His second film, The East (1992), a road movie, was also shown in Venice and at the Toronto International Film Festival

Base directed Policemen (1996), his first work on a European major film, which was an international co-production including French and Italian actors. This film won a prize as the best movie at the Festival of the Film Policiers in Arcachon, France.

The West (1998) was the sequel to The East, and was a road movie about young boys driving from New York to Los Angeles. It was awarded the Special Jury Award at the Réncontres du Cinema, in Annecy, France.

La Bomba - Once Upon A Time In Little Italy (1999), a comedy about mafia lifestyle in New York City, featured Shelley Winters.

His first role as director of a TV movie was Padre Pio: Between Heaven and Earth (2000).

In 2005, he directed Imperium: Saint Peter, the tale of Peter, the first apostle, played by Omar Sharif. This work introduced him to the Hollywood film industry.

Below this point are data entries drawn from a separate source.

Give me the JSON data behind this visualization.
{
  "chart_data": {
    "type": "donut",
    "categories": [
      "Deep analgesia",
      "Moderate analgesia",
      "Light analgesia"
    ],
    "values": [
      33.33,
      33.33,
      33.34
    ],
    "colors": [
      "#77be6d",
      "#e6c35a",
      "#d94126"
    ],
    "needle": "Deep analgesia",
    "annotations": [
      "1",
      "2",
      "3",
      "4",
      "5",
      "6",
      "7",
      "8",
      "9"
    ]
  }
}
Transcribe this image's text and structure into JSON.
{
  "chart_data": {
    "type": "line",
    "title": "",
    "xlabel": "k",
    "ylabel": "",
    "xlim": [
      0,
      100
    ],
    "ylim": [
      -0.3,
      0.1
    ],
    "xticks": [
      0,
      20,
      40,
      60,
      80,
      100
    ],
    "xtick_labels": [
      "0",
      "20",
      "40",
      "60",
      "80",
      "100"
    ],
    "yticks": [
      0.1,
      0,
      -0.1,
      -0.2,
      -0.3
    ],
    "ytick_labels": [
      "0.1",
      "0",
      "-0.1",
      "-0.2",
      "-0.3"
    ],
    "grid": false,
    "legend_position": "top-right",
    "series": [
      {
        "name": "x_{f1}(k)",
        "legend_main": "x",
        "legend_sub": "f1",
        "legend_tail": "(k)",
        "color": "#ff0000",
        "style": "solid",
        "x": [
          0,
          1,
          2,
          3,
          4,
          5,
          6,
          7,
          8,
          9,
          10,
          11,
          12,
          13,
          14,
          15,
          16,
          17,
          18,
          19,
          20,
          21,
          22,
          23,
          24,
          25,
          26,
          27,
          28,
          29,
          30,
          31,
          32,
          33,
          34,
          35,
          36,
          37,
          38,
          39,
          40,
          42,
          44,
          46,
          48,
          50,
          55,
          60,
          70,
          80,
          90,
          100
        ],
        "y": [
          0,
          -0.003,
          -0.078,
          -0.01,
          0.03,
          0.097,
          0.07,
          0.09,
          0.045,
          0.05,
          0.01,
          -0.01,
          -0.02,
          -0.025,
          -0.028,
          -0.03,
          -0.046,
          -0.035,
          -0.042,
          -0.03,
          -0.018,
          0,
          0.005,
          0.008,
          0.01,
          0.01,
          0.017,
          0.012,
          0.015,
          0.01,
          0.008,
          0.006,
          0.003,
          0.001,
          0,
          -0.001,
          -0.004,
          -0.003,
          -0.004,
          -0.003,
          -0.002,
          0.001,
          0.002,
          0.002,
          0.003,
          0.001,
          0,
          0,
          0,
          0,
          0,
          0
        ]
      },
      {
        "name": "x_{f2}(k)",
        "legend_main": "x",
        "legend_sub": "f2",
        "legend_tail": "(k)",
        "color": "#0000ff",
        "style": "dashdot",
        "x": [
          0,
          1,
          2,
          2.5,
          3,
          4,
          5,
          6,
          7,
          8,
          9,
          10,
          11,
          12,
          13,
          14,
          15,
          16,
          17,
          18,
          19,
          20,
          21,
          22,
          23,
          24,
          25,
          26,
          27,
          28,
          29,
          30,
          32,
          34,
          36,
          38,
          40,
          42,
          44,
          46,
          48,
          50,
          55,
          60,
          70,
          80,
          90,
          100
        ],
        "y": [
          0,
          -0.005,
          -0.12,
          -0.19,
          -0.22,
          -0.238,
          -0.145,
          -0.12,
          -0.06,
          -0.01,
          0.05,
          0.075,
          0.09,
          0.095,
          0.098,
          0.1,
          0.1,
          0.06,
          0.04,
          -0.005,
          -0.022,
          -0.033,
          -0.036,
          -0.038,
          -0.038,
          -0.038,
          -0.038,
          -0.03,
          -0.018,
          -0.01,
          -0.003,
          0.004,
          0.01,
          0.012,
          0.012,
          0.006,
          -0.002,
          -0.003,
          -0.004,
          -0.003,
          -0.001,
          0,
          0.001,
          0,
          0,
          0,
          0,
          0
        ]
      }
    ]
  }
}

In 2006, he directed The Inquiry (produced by Avi Lerner, with Nu Image) that was released by 20th Century Fox in the United States (as The Final Inquiry), by Sony in Spain, and by IIF in Italy. The cast included actors Max Von Sydow, F. Murray Abraham, Ornella Muti, and Dolph Lundgren.

In 2007, he directed Imperium: Pompeii.

In 2009, he directed a western comedy shot in New Mexico, Doc West, starring Terence Hill, Paul Sorvino and Clare Carey. The movie was shown at the Cannes Film Market.

In 2010, he shot the TV movie A Dog for Two.

In 2011, he directed the film The Sunday Woman, a remake of the 1970s film.

As of 2024, he is the director of the Torino Film Festival.